THIS IS A TERRIBLY GEEKY POST: And it combines comics geekitude with my status as a regular listener of NPR, which is sort of an anti-Reese's peanut butter cup of maligned subcultures--but I do cringe when comics-related guests go on the Terry Gross show. Because while Terry knows a lot of things, she doesn't know the comics very well. So when Frank Miller's on to talk about Sin City she can't really ask him about his influences because she's probably heard of very few of them. Or the relationship of Sin City to his previous work, because she probably hasn't read them. So it ends up being one of her "light" interviews.

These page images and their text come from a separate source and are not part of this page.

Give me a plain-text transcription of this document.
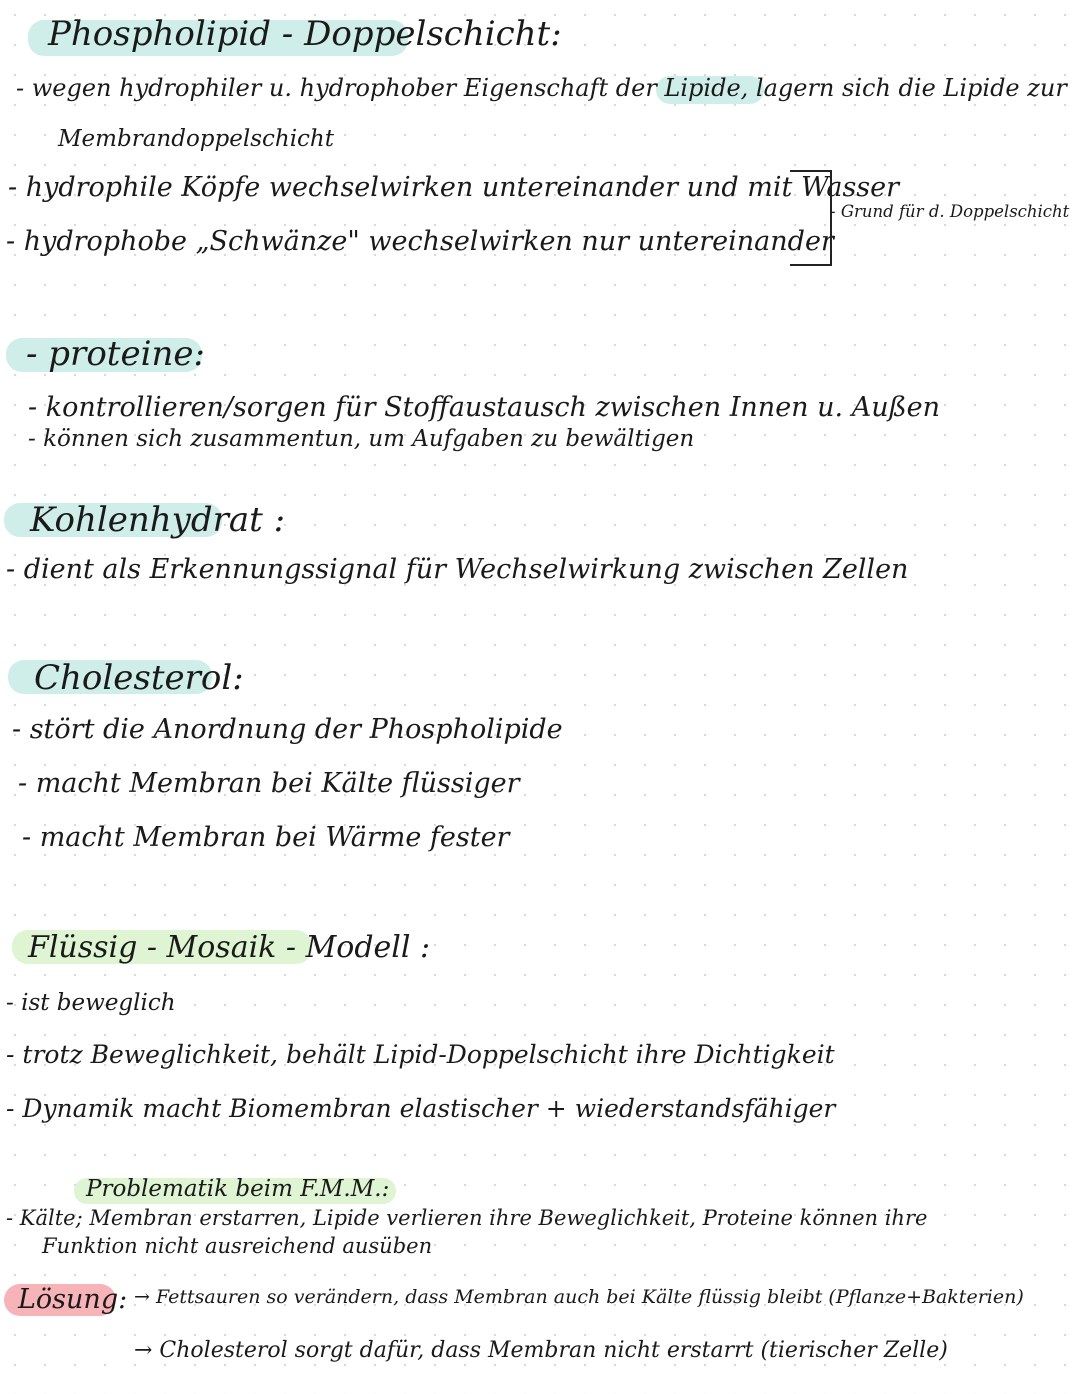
Phospholipid - Doppelschicht:
- wegen hydrophiler u. hydrophober Eigenschaft der Lipide, lagern sich die Lipide zur
Membrandoppelschicht
- hydrophile Köpfe wechselwirken untereinander und mit Wasser
- hydrophobe „Schwänze" wechselwirken nur untereinander
- Grund für d. Doppelschicht
- proteine:
- kontrollieren/sorgen für Stoffaustausch zwischen Innen u. Außen
- können sich zusammentun, um Aufgaben zu bewältigen
Kohlenhydrat :
- dient als Erkennungssignal für Wechselwirkung zwischen Zellen
Cholesterol:
- stört die Anordnung der Phospholipide
- macht Membran bei Kälte flüssiger
- macht Membran bei Wärme fester
Flüssig - Mosaik - Modell :
- ist beweglich
- trotz Beweglichkeit, behält Lipid-Doppelschicht ihre Dichtigkeit
- Dynamik macht Biomembran elastischer + wiederstandsfähiger
Problematik beim F.M.M.:
- Kälte; Membran erstarren, Lipide verlieren ihre Beweglichkeit, Proteine können ihre
Funktion nicht ausreichend ausüben
Lösung: → Fettsauren so verändern, dass Membran auch bei Kälte flüssig bleibt (Pflanze+Bakterien)
→ Cholesterol sorgt dafür, dass Membran nicht erstarrt (tierischer Zelle)
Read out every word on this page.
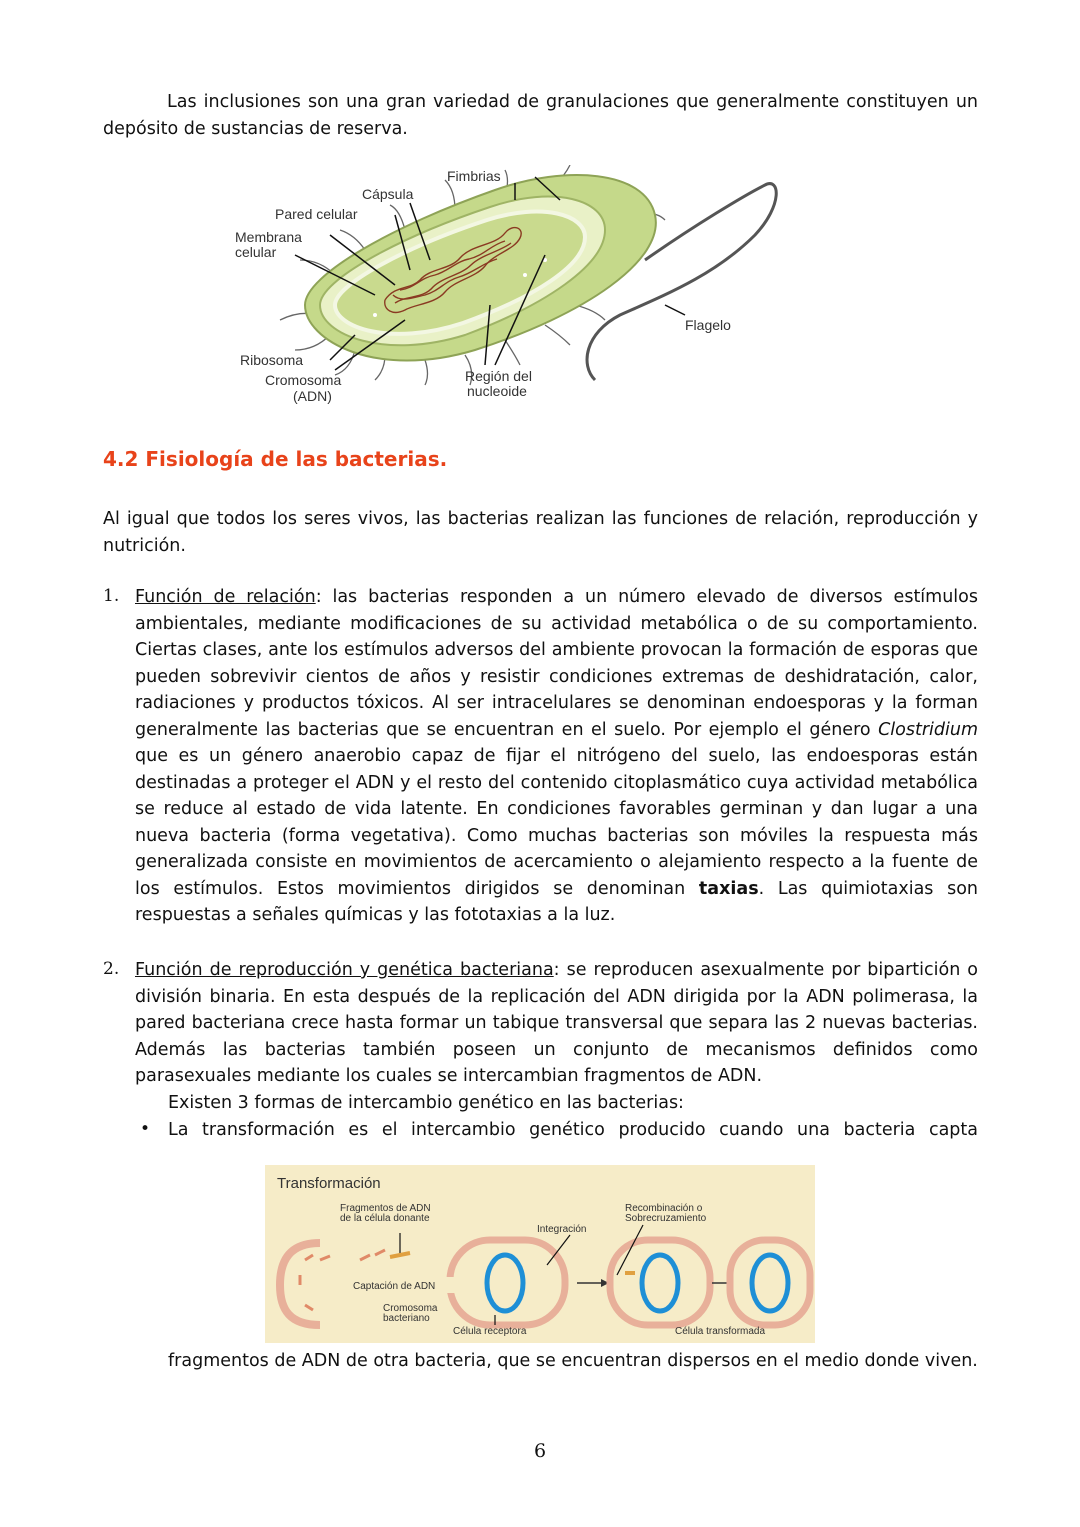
Las inclusiones son una gran variedad de granulaciones que generalmente constituyen un depósito de sustancias de reserva.

Fimbrias
Cápsula
Pared celular
Membrana
celular
Flagelo
Ribosoma
Cromosoma
(ADN)
Región del
nucleoide
4.2 Fisiología de las bacterias.

Al igual que todos los seres vivos, las bacterias realizan las funciones de relación, reproducción y nutrición.

1. Función de relación: las bacterias responden a un número elevado de diversos estímulos ambientales, mediante modificaciones de su actividad metabólica o de su comportamiento. Ciertas clases, ante los estímulos adversos del ambiente provocan la formación de esporas que pueden sobrevivir cientos de años y resistir condiciones extremas de deshidratación, calor, radiaciones y productos tóxicos. Al ser intracelulares se denominan endoesporas y la forman generalmente las bacterias que se encuentran en el suelo. Por ejemplo el género Clostridium que es un género anaerobio capaz de fijar el nitrógeno del suelo, las endoesporas están destinadas a proteger el ADN y el resto del contenido citoplasmático cuya actividad metabólica se reduce al estado de vida latente. En condiciones favorables germinan y dan lugar a una nueva bacteria (forma vegetativa). Como muchas bacterias son móviles la respuesta más generalizada consiste en movimientos de acercamiento o alejamiento respecto a la fuente de los estímulos. Estos movimientos dirigidos se denominan taxias. Las quimiotaxias son respuestas a señales químicas y las fototaxias a la luz.

2. Función de reproducción y genética bacteriana: se reproducen asexualmente por bipartición o división binaria. En esta después de la replicación del ADN dirigida por la ADN polimerasa, la pared bacteriana crece hasta formar un tabique transversal que separa las 2 nuevas bacterias. Además las bacterias también poseen un conjunto de mecanismos definidos como parasexuales mediante los cuales se intercambian fragmentos de ADN.

Existen 3 formas de intercambio genético en las bacterias:

• La transformación es el intercambio genético producido cuando una bacteria capta

Transformación
Fragmentos de ADN
de la célula donante
Integración
Recombinación o
Sobrecruzamiento
Captación de ADN
Cromosoma
bacteriano
Célula receptora	Célula transformada

fragmentos de ADN de otra bacteria, que se encuentran dispersos en el medio donde viven.

6
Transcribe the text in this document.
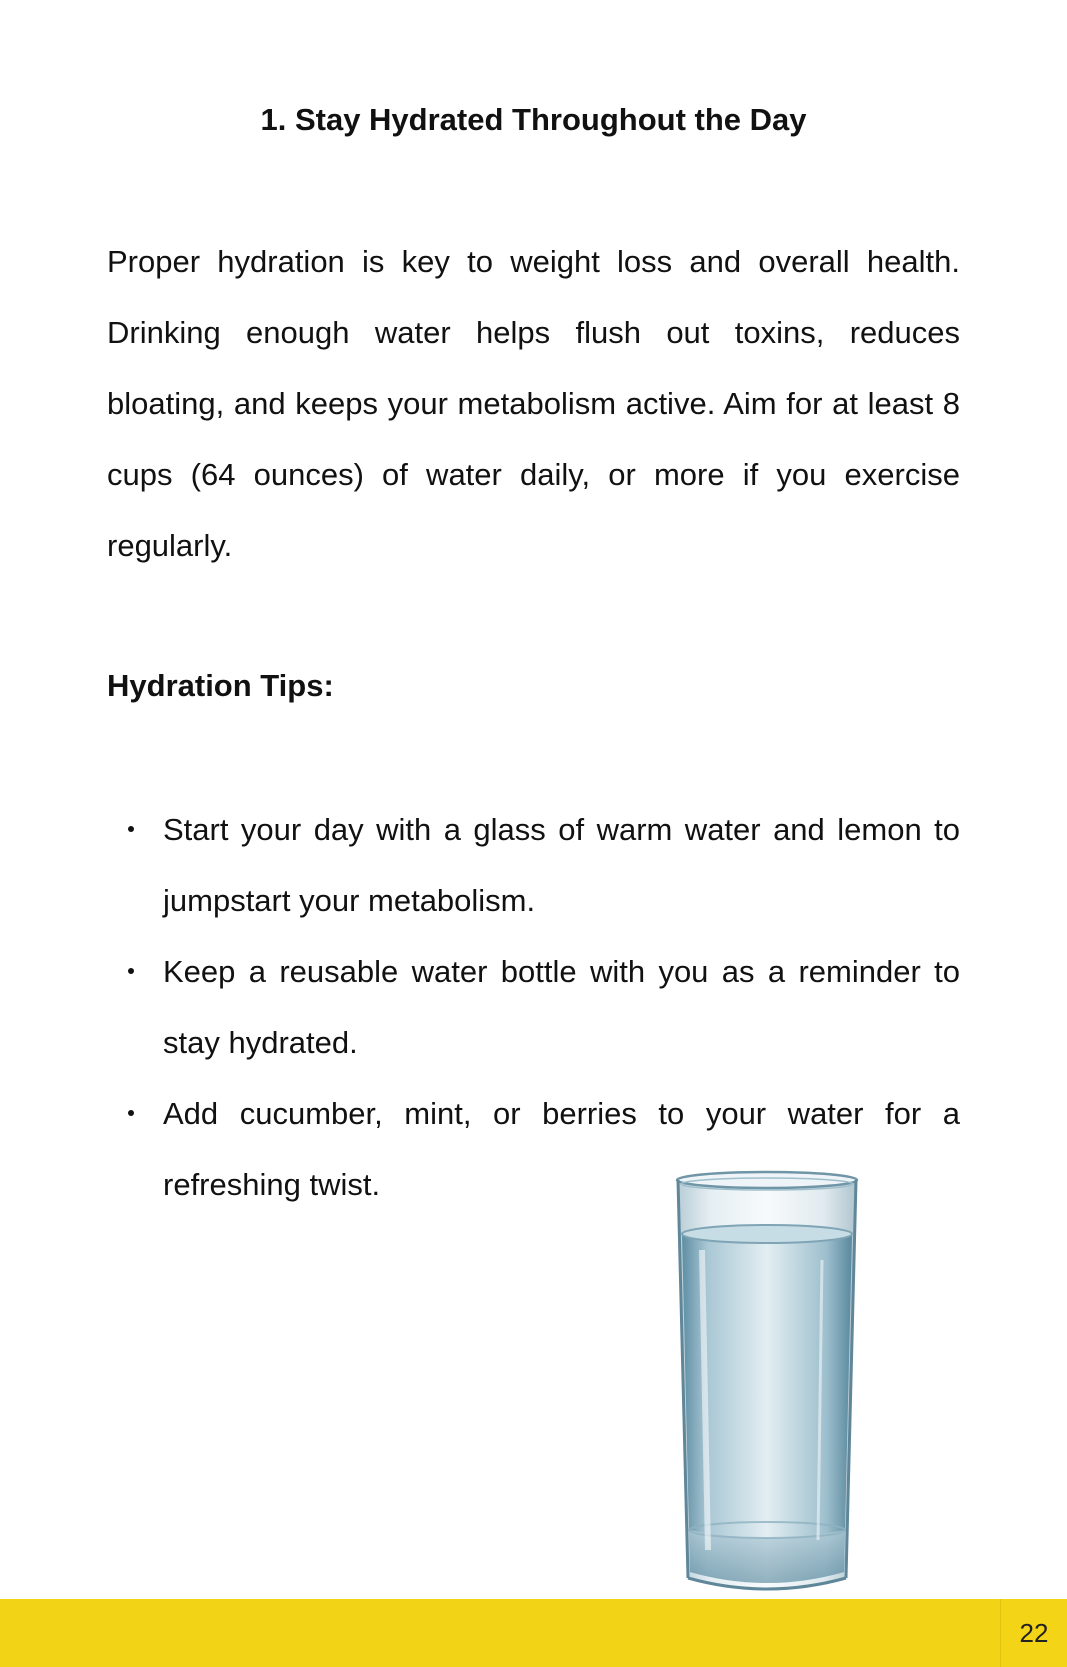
1. Stay Hydrated Throughout the Day

Proper hydration is key to weight loss and overall health. Drinking enough water helps flush out toxins, reduces bloating, and keeps your metabolism active. Aim for at least 8 cups (64 ounces) of water daily, or more if you exercise regularly.

Hydration Tips:
Start your day with a glass of warm water and lemon to jumpstart your metabolism.
Keep a reusable water bottle with you as a reminder to stay hydrated.
Add cucumber, mint, or berries to your water for a refreshing twist.
22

I experienced the same cringing during her Brad Bird interview, when they were talking about The Incredibles and didn't bring up Fantastic Four or Doom Patrol not once. Now in this case my cringing was less fair, since I believe Brad has publicly disavowed any comics influence on The Incredibles, though he does credit 60s pop culture quite a bit, so if there's something in that era that leads to the Fantastic Four and he's stripmining that era for ideas, then perhaps its logical that The Incredibles resemble the FF. So there's no reason for Terry to bring it up. But it would have been nice, just given how obvious the relationship is to anybody who knows the Fantastic Four story even slightly well.
The Doom Patrol Elastigirl question is something only one with the heart of a geek would ask, so that is something I wouldn't expect her to ask. But that interview kind of assumed The Incredibles emerged from his head de novo, which they did not. Not in the sense of Bird-ripping-off-the-FF, which he denies and so that's that, but in the sense that The Incredible were all fairly common super-types (stretchy guy, strong guy, fast guy. If there are any Bird-did-rip-off-the-FF conspiracists in existence they are on firmest ground with the Violet/Sue Storm comparisons, since invisibility combined with force fields combined with being a wallflower is not exactly a typical superhero motif.)
This post will be copied and filed with the Office of Minor Complaints, Internet Division.